Unfiltered Story #188424

, , | Unfiltered | March 7, 2020

A middle aged man was stomping around our store, obviously looking for something so I went over to help him out. As I opened my mouth to greet him he snapped at me.

Customer: Where’s the bl**dy suncream?
Me: I’m sorry sir, we don’t stock suncream but at the other end of the high street there’s a branch of…
Customer: (Cutting me off) Of course you do! I was in here last month and I bought a bottle but now you’ve moved it. Where is it?
Me: I think you must be thinking of another store. If you want suncream then just down the end of the high street…
Customer: I want you to tell me where you’ve moved it to!
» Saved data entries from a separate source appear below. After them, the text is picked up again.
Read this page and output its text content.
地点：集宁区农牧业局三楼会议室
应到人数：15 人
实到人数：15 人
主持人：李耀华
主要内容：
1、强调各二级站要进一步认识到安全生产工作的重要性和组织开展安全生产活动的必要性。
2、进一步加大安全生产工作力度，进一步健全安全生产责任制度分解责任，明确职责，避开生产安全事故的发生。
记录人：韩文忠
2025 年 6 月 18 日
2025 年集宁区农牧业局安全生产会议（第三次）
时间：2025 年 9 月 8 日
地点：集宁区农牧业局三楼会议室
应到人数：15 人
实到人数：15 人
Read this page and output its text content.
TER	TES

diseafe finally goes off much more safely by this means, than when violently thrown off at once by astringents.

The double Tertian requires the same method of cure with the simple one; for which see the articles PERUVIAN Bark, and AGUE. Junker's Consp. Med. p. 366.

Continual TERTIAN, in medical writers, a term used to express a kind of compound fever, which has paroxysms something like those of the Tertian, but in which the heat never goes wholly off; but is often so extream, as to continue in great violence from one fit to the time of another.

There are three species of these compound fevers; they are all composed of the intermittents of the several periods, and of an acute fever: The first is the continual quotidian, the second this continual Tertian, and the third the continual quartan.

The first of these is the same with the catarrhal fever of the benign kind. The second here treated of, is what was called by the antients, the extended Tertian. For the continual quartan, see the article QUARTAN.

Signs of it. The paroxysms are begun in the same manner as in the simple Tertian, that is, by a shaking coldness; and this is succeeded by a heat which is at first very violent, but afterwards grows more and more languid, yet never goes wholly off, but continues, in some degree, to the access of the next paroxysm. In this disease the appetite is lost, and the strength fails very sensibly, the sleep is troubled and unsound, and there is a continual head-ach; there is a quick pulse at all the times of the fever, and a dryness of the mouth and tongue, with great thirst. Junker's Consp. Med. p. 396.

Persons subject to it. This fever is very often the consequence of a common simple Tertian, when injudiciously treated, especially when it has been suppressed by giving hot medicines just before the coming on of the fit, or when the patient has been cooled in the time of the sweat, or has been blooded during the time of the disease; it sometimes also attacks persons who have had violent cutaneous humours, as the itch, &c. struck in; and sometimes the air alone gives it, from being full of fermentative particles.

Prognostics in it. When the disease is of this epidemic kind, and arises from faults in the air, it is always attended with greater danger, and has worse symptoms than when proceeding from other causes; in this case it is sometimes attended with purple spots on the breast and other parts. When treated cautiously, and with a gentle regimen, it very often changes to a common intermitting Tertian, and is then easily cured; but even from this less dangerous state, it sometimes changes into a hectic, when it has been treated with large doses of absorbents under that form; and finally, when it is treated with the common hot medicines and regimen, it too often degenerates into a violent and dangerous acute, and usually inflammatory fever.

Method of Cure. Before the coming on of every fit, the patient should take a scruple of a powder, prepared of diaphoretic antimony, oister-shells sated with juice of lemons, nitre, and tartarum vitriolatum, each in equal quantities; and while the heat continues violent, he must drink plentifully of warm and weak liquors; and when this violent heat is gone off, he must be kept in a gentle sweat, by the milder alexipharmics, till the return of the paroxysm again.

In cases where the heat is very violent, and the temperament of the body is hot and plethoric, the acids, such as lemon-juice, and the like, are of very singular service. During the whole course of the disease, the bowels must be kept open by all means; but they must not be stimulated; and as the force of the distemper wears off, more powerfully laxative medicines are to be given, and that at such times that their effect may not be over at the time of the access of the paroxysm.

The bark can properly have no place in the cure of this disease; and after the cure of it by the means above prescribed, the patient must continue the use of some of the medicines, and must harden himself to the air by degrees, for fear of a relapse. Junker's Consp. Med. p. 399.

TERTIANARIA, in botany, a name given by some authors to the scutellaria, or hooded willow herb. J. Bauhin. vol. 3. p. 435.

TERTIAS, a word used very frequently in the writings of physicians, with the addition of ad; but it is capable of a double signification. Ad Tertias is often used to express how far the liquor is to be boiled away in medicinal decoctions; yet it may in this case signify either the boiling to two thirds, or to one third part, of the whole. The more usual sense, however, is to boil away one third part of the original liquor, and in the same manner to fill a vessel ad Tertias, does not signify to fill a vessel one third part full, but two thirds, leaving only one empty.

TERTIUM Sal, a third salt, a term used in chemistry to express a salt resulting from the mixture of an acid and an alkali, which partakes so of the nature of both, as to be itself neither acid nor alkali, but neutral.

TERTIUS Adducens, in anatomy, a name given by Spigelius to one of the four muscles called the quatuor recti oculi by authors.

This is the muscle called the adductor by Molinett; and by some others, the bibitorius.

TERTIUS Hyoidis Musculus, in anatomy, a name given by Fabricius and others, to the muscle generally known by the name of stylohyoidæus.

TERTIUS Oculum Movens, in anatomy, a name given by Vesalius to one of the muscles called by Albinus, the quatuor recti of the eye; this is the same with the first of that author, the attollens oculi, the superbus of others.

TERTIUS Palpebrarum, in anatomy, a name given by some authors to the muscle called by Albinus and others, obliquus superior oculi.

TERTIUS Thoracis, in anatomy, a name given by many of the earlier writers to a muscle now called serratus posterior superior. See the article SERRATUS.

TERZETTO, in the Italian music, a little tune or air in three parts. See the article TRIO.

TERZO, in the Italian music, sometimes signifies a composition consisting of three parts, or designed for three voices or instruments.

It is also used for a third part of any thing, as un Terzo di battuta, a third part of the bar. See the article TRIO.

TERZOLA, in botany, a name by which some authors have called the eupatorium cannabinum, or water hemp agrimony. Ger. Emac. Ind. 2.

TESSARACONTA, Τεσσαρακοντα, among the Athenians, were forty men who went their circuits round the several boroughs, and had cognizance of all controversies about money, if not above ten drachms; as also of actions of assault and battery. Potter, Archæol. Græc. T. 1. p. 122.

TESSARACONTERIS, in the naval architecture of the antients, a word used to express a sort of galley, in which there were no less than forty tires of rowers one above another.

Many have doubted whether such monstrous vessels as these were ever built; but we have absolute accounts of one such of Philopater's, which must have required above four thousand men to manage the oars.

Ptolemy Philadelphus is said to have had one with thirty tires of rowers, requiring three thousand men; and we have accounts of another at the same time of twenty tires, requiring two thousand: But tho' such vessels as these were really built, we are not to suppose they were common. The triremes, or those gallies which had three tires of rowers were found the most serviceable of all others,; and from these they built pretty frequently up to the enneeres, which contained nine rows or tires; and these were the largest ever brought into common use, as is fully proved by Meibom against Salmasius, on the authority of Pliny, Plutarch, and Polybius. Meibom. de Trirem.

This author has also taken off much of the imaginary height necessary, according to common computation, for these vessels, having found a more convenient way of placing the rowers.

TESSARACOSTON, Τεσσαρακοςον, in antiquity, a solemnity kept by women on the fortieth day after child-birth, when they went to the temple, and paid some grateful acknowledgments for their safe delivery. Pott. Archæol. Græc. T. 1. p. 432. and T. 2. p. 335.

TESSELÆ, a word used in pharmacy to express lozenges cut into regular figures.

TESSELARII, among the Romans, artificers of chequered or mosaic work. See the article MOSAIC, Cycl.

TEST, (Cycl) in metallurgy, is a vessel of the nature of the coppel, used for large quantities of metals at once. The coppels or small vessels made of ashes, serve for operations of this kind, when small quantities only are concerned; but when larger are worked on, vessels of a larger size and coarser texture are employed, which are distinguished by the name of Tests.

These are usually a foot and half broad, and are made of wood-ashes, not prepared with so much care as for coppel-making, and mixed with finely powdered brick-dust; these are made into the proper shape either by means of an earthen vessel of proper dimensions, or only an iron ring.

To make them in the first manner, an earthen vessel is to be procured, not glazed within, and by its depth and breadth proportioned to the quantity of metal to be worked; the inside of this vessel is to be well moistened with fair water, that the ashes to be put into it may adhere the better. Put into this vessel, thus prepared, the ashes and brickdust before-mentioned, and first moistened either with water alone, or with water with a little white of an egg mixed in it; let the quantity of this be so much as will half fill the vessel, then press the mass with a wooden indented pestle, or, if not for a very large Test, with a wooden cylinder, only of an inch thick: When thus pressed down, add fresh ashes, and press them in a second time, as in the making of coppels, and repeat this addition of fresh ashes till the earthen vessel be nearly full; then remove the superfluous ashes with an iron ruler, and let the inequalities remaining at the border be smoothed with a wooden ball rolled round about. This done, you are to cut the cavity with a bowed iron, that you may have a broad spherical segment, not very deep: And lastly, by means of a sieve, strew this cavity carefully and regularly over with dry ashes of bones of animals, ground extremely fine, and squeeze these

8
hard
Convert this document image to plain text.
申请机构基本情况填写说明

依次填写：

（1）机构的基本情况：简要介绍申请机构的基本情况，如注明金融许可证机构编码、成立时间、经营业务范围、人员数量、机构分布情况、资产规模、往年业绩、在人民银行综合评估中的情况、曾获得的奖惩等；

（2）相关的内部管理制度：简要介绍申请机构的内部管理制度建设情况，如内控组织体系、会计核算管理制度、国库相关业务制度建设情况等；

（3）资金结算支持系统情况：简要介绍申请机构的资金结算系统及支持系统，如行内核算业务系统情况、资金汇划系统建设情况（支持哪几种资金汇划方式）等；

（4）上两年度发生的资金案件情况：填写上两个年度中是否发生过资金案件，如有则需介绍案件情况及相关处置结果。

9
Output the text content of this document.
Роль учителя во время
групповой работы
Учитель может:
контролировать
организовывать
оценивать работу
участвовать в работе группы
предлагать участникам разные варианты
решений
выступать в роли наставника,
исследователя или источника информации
It’s the height of summer, I should be able to walk in here and see it immediately! You can’t be out of stock!
Me: We’ve never stocked it here. As you can see, we only stock stationery.
Customer: NO, I BOUGHT SOME HERE LAST MONTH! THIS IS RIDICULOUS!
Me: Honestly, we’ve never stocked suncream. I know because I’ve worked here full time since this branch opened three years ago. I can guarantee that you’ve never bought suncream from this store. We don’t stock it.
Customer: I BOUGHT SOME LAST MONTH! EVERYBODY KNOWS YOU STOCK IT, THIS IS [Famous Chemists chain] FOR GOD’S SAKE!
Me: (Pointing at the very visible logo on both my badge and shirt.) No it’s [Stationery store]. As I was trying to tell you there’s a branch of [Famous Chemists chain] at the other end of the high street.

The customer went very red and stormed out without another word.